During this time, the Univac division of Sperry bought RCA. This became Sperry Univac, before becoming simply Sperry once more. The vice president, Grady Putnam took Tucci under his wing. Tucci recalled, "I probably owe more of my career and success to him than any other person." Putnam thought that in order for Tucci to excel he needed to be well-rounded and believed that graduate school would provide this. Consequently, Tucci enrolled in Columbia's two-year MBA program.
Tucci eventually oversaw the majority of Sperry's U.S. sales and service organization. Although Tucci was initially skeptical, Sperry ultimately merged with Burroughs to create Unisys. This turned out to benefit Tucci because he essentially did the same job just for a company that was double the size.
Tucci was president of Unisys' U.S. Operations, when Wang Global contacted him looking for an executive vice president of worldwide operations. He became chairman and CEO of the company, which was a change and learning experience since he had only focused on North American operations previously. Tucci guided Wang from Chapter 11 bankruptcy to renewed success as a network technology services and solutions company. During the late-1990s, Wang led the acquisition and integration of ten companies, tripling Wang's market capitalization.

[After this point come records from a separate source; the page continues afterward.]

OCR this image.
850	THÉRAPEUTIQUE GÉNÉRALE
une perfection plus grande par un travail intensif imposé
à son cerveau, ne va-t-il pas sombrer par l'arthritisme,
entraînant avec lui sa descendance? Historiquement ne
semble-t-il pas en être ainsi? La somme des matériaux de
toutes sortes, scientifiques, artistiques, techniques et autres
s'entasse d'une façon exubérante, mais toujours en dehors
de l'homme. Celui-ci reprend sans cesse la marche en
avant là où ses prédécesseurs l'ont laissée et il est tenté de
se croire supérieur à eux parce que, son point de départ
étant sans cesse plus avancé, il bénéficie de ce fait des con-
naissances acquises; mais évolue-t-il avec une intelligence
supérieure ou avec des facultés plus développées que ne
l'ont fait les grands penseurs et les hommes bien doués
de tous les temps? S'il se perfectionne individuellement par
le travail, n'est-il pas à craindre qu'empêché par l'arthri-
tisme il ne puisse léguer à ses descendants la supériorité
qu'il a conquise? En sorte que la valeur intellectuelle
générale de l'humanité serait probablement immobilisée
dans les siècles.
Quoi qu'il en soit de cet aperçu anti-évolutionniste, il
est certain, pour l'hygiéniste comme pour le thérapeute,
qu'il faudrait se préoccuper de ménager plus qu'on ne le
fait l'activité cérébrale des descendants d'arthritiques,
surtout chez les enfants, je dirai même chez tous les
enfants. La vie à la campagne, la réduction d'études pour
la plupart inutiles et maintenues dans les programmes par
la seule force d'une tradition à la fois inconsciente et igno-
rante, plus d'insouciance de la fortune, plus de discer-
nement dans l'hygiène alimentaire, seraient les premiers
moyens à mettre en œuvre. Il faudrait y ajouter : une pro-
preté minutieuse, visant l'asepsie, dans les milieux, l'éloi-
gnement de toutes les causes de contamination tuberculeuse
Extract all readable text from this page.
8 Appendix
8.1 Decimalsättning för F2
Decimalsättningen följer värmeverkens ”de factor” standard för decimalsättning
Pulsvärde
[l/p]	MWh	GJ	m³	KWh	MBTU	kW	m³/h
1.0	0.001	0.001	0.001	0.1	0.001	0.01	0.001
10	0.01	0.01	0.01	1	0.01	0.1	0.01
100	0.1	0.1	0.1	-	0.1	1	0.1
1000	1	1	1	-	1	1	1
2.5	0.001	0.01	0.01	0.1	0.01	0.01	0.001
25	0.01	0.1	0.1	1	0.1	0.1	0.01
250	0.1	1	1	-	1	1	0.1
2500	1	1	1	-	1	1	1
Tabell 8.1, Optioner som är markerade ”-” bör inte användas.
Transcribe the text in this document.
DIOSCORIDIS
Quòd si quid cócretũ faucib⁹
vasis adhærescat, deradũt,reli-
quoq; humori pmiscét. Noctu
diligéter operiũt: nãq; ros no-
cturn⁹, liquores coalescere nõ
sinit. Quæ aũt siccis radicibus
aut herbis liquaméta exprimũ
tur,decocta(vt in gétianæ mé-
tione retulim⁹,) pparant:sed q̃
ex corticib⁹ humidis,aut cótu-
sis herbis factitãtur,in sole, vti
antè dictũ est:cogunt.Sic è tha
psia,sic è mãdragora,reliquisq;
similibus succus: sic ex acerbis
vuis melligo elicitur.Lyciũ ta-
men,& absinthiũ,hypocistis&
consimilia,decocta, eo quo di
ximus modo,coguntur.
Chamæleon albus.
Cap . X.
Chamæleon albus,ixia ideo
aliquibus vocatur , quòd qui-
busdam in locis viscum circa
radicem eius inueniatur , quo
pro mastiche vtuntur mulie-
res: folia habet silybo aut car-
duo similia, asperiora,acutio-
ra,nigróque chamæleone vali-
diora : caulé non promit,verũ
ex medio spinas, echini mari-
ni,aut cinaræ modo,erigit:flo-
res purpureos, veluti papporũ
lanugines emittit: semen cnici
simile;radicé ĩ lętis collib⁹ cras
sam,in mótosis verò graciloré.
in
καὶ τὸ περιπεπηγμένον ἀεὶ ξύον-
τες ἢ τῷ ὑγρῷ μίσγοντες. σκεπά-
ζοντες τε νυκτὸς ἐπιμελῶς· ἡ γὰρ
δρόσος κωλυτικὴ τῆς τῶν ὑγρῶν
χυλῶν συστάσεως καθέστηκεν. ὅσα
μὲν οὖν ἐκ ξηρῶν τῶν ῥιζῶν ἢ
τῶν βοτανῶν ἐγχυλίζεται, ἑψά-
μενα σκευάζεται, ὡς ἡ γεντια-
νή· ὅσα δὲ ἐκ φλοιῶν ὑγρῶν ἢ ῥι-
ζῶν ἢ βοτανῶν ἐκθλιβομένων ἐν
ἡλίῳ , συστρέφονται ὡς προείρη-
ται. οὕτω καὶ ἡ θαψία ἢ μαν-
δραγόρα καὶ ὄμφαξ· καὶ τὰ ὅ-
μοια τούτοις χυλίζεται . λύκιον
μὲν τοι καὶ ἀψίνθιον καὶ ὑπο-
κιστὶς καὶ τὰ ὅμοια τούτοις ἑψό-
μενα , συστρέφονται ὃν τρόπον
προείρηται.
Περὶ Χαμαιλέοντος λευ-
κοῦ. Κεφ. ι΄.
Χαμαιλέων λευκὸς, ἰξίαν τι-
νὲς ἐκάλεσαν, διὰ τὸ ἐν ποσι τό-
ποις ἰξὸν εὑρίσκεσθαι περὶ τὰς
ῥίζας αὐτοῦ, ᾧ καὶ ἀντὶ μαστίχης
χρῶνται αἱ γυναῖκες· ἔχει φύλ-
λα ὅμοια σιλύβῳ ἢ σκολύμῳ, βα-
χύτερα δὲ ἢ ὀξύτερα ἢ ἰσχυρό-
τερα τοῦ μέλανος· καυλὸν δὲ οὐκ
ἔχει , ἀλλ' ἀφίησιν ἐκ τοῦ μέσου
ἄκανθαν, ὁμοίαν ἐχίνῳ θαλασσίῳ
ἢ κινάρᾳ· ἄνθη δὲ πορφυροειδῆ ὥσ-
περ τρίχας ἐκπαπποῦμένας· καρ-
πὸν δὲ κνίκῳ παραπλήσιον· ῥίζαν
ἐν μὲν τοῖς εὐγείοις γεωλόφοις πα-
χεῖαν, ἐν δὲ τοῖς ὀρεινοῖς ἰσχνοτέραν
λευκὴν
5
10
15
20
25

EMC's Dick Egan phoned Tucci to offer him a spot as board member of EMC. He was introduced to the CEO Mike Ruettgers. After a few weeks, Egan contacted Tucci again, recanted their offer of board-membership and proposed that Tucci become president and COO, with the possibility of becoming CEO if all went well.
Tucci said, "There were no guarantees, but if I worked out as President and COO it [becoming CEO] was kind of mine to lose, let's put it that way." Getronics N.V. acquired Wang in 1999.
Shortly after Tucci joined EMC in 2000, the internet bubble burst. In his first year, the company earned $1.7 billion. In his second, it lost $500 million. During this tumultuous period, Tucci became CEO. Tucci responded to this loss with massive restructuring and investment is research and development. Since this time, he led EMC to invest $14 billion strategically, expanding the company's portfolio into new markets.
He also expanded EMC's reach into new areas of business, such as multi-platform software businesses and distribution channels. Tucci was instrumental in recruiting talented executives from top technology companies to bolster EMC's management. He pushed for EMC to use the Six Sigma business management strategy and focused intensely on the Total Customer Experience.
In 2011, EMC generated around $20 billion in sales, thanks to the revitalization Tucci oversaw. That same year, Barron's declared Tucci one of the worlds best CEOs.
According to the Form 14A proxy statement filed with the Securities and Exchange Commission, Tucci's total compensation was $3.1 million. This amount was comprised of his $1 million base salary and $2.1 million cash bonus.
He is also chairman of VMware Corporation's board of directors.